A l'heure où l'égalitarisme entre hommes et femmes tente de s'imposer, il est remarquable que les différences sexuelles soient autant marquées dans l'univers du jouet. Même les grands magasins possèdent deux rayons bien différenciés. Résistance consciente ou non à une réforme des moeurs ? Il est probable, cependant, qu'au fil des évolutions sociales, les différences entre jouets des deux sexes s'estomperont.
Marianne Chouchan, "Les jouets ont-ils un sexe ?", www.doctissimo.fr
Document 2 : 
Lors de leurs briefings préparatoires à la requête au Père Noël, Clara et Zoé, 8 et 5 ans, ont d'abord caressé l'idée de demander un circuit pour voitures.
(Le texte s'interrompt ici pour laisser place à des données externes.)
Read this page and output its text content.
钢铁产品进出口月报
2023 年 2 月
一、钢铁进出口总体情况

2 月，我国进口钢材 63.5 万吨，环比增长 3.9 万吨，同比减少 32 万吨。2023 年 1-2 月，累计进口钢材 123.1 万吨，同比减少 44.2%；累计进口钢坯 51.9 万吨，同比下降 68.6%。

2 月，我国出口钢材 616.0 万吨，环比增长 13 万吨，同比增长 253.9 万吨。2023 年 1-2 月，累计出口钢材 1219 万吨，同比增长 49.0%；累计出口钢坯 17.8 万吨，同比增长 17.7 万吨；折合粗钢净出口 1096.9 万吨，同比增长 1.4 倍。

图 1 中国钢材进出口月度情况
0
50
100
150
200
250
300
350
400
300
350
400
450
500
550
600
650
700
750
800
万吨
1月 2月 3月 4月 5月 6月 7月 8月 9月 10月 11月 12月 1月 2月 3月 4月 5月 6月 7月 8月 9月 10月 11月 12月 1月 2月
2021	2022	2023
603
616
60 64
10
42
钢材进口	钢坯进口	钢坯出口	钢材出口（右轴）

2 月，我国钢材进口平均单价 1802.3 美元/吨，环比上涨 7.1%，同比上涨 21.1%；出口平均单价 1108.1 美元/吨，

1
Puis, tout à coup, elles ont eu un doute: le circuit, ce ne serait pas un jouet pour garçons? «J'ai démenti avec la dernière énergie l'idée selon laquelle il y aurait des jouets réservés à l'un ou l'autre sexe, raconte leur mère. Tous ces trucs roses pour filles, je déteste!» Mais elle hésite à acheter le circuit : «Le problème, c'est que je ne suis pas du tout sûre qu'elles en aient encore envie.»
Le cas de Clara et Zoé n'est pas désespéré: elles traversent simplement un âge particulièrement sensible aux codes sexués, comme l'explique ci-dessous la chercheuse Anne Dafflon Novelle. Le problème d'une maman moderne comme la leur, c'est que même si elle décide de leur acheter un objet neutre comme un vélo, elle va se retrouver à choisir entre rose et bleu : le beau vélo rouge qui passe de la sœur au petit frère, du cousin à la cousine, est en train de devenir un objet rare.
En revanche, si la mère de Clara et Zoé va chez Manor, elle trouvera le coin boutique Girly Shop, créé l'an dernier et spécialement réservé aux fillettes de 6 à 10 ans, où elle pourra acheter une radio, une calculatrice ou un radio-réveil Hello Kitty très, très nana. Au rayon jouets, elle verra que même les chevaux se déclinent en super pink (My Little Poney) et à l'étage multimédias, elle trouvera la PlayStation rose bonbon de chez Sony. Pendant ce temps, chez les grands, Wernli sort un biscuit for men only (Guara) et Cardinal invente la bière pour femmes (Eve).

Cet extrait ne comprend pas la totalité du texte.